I ran FeatureCounts using the outputs of RNA STAR with gtf of DmelGCF. This data is paired-end and I let it count them as 1 single fragment. In the result, lots of reads were assigned to the annotation. However, the problem is that the output of FeatureCounts lacks some Gene IDs which exist in RNA Star output file. I assume it’s not just no reads were assigned to the Gene IDs because I still should be able to see the “0 counts” in the Gene ID in this case.
Any feedback would be welcome. Please let me know if this is unclear.
Thanks so much.
Thanks it helps. But still don’t know why FeatureCount ignores some gene_id.

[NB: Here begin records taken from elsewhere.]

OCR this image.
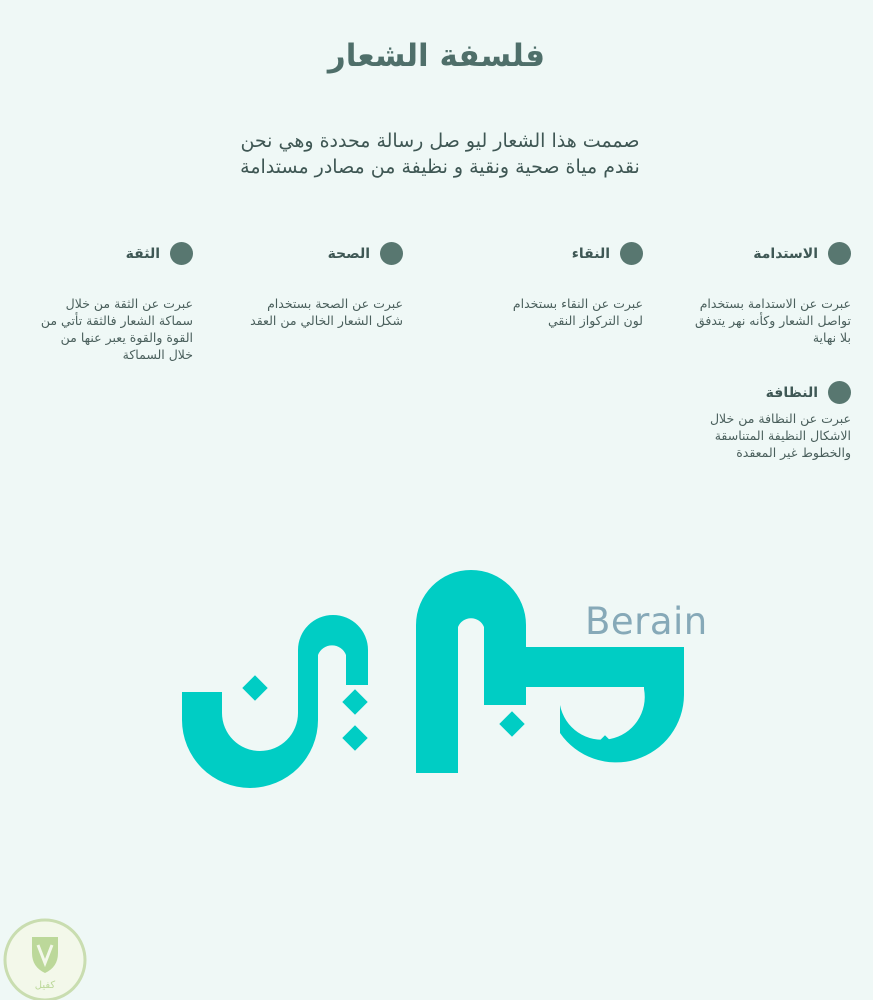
فلسفة الشعار
صممت هذا الشعار ليو صل رسالة محددة وهي نحن
نقدم مياة صحية ونقية و نظيفة من مصادر مستدامة
الاستدامة
عبرت عن الاستدامة بستخدام
تواصل الشعار وكأنه نهر يتدفق
بلا نهاية
النقاء
عبرت عن النقاء بستخدام
لون التركواز النقي
الصحة
عبرت عن الصحة بستخدام
شكل الشعار الخالي من العقد
الثقة
عبرت عن الثقة من خلال
سماكة الشعار فالثقة تأتي من
القوة والقوة يعبر عنها من
خلال السماكة
النظافة
عبرت عن النظافة من خلال
الاشكال النظيفة المتناسقة
والخطوط غير المعقدة
Berain
كفيل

I looked at BAM file in IGV. One thing I noticed is that some genes appear as common names but not gene_id in IGV. For example, CG9629, also known as Aldh7AI can be searched by Aldh7AI but not by CG9629. So I checked the output of FeatureCount and searched by using the name of Aldh7AI but this gene was absent anyways. I also checked in GTF and confirmed every gene has the gene_id attributes (9th column).
Those gene names come from the reference annotation GTF file. Maybe use a different source for that annotation?
And sometimes you can convert IDs after this tool. One tool choice: annotateMyIDs. There are also several “replace” tools. Search the tool panel to find them, and this tutorial has some examples: Data Manipulation Olympics
Keep in mind that the output of Featurecounts is reporting the features that your data happens to have an overlapping match with against the base reference genome. The tool is comparing the coordinates of features in the GTF against the mapping coordinates of the reads, then doing some manipulations to decide what to count up or not, and outputting the result.
So … changing any of those parts can change the result. You can try different annotation sources, different mapping or counting tools, different parameters to see what happens. If the gene you are interested in is not showing up in the result, there will be a reason why but you’ll need to investigate.